Monday, Sep. 16, 1940
Cripples' School
One morning last week 45 children in 45 Denver homes were too excited to eat breakfast. Up since dawn, they clutched schoolbooks, babbled to their parents. Soon, to each door in succession rolled a school bus. "Rusty," the bus driver, marched in, picked up a small passenger, carried him to a seat in the bus. His passengers were going to Denver's new School for Crippled Children. For many, it was their first school day.
Most crippled children never go to school, get their lessons from visiting teachers at home or hospital. The man who made Denver's school possible was famed, 88-year-old Capitalist Charles Boettcher (beet sugar, cement), whose grandson, Charles II, was kidnapped seven years ago, ransomed for $60,000. The Boettcher family put up $193,000, enabled Denver's Board of Education to get a PWA grant and build a $384,000 school. Designed in pale green concrete and glass by famed Architect Burnham Hoyt, it was easily the handsomest and best-equipped school for crippled children in the U. S.
As pupils with canes, crutches, wheel chairs arrived at their new school at East 1 9th and Downing Streets, next to Denver's Children's Hospital, five teachers and a nurse ushered them in. The children sat in its red leather chairs, hobbled up its ramps (just for exercise, the school had a few stairs to its observation tower), found handrails along every wall, adjustable chairs and tables, two lavatories, a drinking fountain and a grassy outdoor playground next to each classroom. Other equipment: arts & crafts shops, sewing machines, two model kitchens.
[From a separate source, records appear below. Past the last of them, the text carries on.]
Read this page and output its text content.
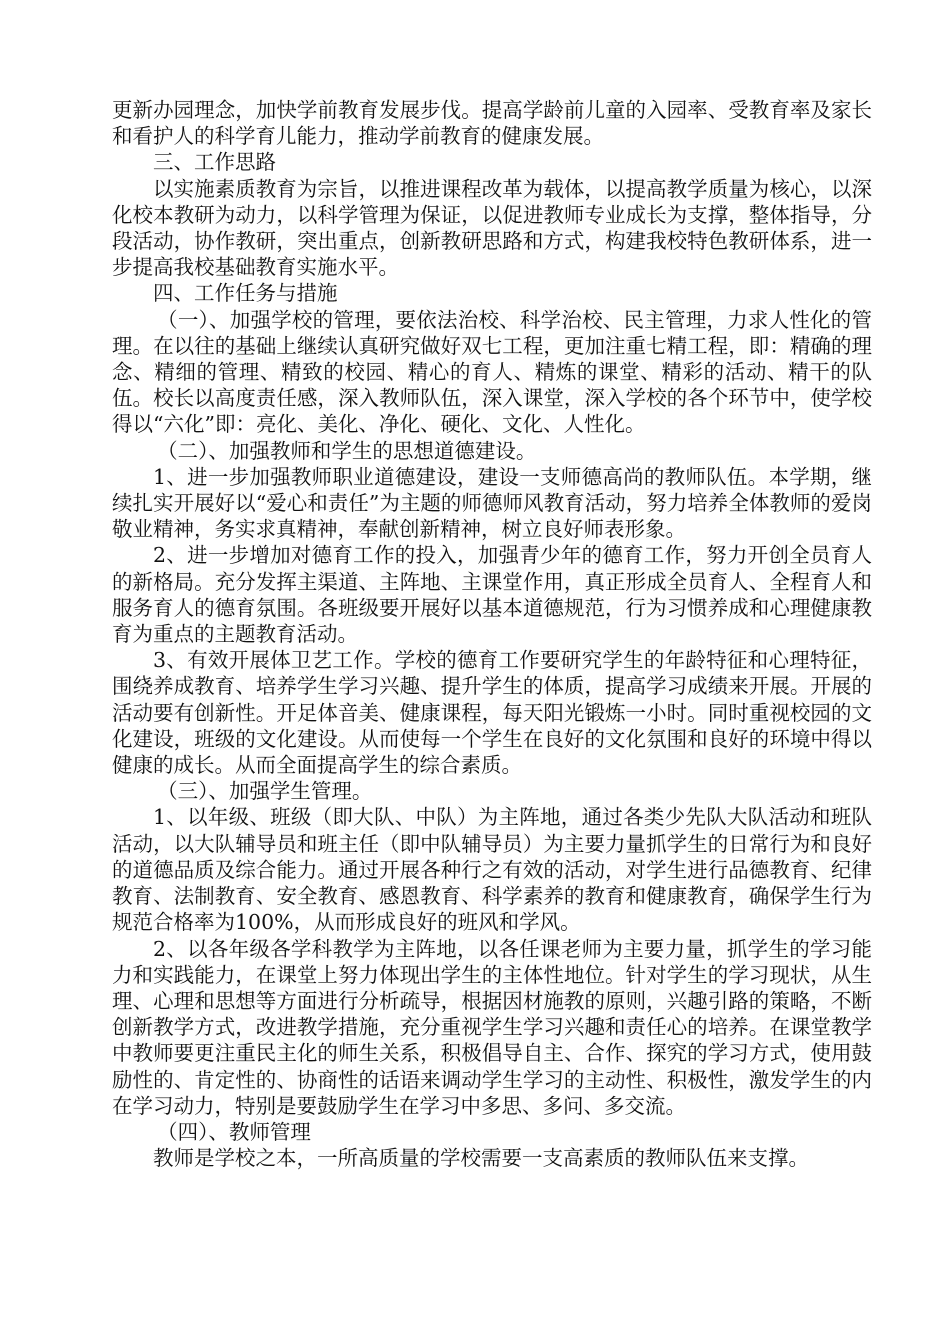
更新办园理念，加快学前教育发展步伐。提高学龄前儿童的入园率、受教育率及家长和看护人的科学育儿能力，推动学前教育的健康发展。

三、工作思路

以实施素质教育为宗旨，以推进课程改革为载体，以提高教学质量为核心，以深化校本教研为动力，以科学管理为保证，以促进教师专业成长为支撑，整体指导，分段活动，协作教研，突出重点，创新教研思路和方式，构建我校特色教研体系，进一步提高我校基础教育实施水平。

四、工作任务与措施

（一）、加强学校的管理，要依法治校、科学治校、民主管理，力求人性化的管理。在以往的基础上继续认真研究做好双七工程，更加注重七精工程，即：精确的理念、精细的管理、精致的校园、精心的育人、精炼的课堂、精彩的活动、精干的队伍。校长以高度责任感，深入教师队伍，深入课堂，深入学校的各个环节中，使学校得以“六化”即：亮化、美化、净化、硬化、文化、人性化。

（二）、加强教师和学生的思想道德建设。

1、进一步加强教师职业道德建设，建设一支师德高尚的教师队伍。本学期，继续扎实开展好以“爱心和责任”为主题的师德师风教育活动，努力培养全体教师的爱岗敬业精神，务实求真精神，奉献创新精神，树立良好师表形象。

2、进一步增加对德育工作的投入，加强青少年的德育工作，努力开创全员育人的新格局。充分发挥主渠道、主阵地、主课堂作用，真正形成全员育人、全程育人和服务育人的德育氛围。各班级要开展好以基本道德规范，行为习惯养成和心理健康教育为重点的主题教育活动。

3、有效开展体卫艺工作。学校的德育工作要研究学生的年龄特征和心理特征，围绕养成教育、培养学生学习兴趣、提升学生的体质，提高学习成绩来开展。开展的活动要有创新性。开足体音美、健康课程，每天阳光锻炼一小时。同时重视校园的文化建设，班级的文化建设。从而使每一个学生在良好的文化氛围和良好的环境中得以健康的成长。从而全面提高学生的综合素质。

（三）、加强学生管理。

1、以年级、班级（即大队、中队）为主阵地，通过各类少先队大队活动和班队活动，以大队辅导员和班主任（即中队辅导员）为主要力量抓学生的日常行为和良好的道德品质及综合能力。通过开展各种行之有效的活动，对学生进行品德教育、纪律教育、法制教育、安全教育、感恩教育、科学素养的教育和健康教育，确保学生行为规范合格率为100%，从而形成良好的班风和学风。

2、以各年级各学科教学为主阵地，以各任课老师为主要力量，抓学生的学习能力和实践能力，在课堂上努力体现出学生的主体性地位。针对学生的学习现状，从生理、心理和思想等方面进行分析疏导，根据因材施教的原则，兴趣引路的策略，不断创新教学方式，改进教学措施，充分重视学生学习兴趣和责任心的培养。在课堂教学中教师要更注重民主化的师生关系，积极倡导自主、合作、探究的学习方式，使用鼓励性的、肯定性的、协商性的话语来调动学生学习的主动性、积极性，激发学生的内在学习动力，特别是要鼓励学生在学习中多思、多问、多交流。

（四）、教师管理

教师是学校之本，一所高质量的学校需要一支高素质的教师队伍来支撑。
A progressive school, the School for Crippled Children organized small classes from kindergarten through high school, planned to teach its pupils how to make a living. Because many a sensitive crippled child hates school hustle & bustle, Denver's teachers were not surprised that most of their school's 250 seats were still empty the first week. But they expected that pupils would find the school such fun that it would soon be filled. Expensive to run, the School for Crippled Children is free to Denver children, will admit out-of-town pupils for $300 a year.
Last week, as old Charles Boettcher took his daily stroll to work down 17th Street, Denverites stopped him in the street, warmly shook his hand.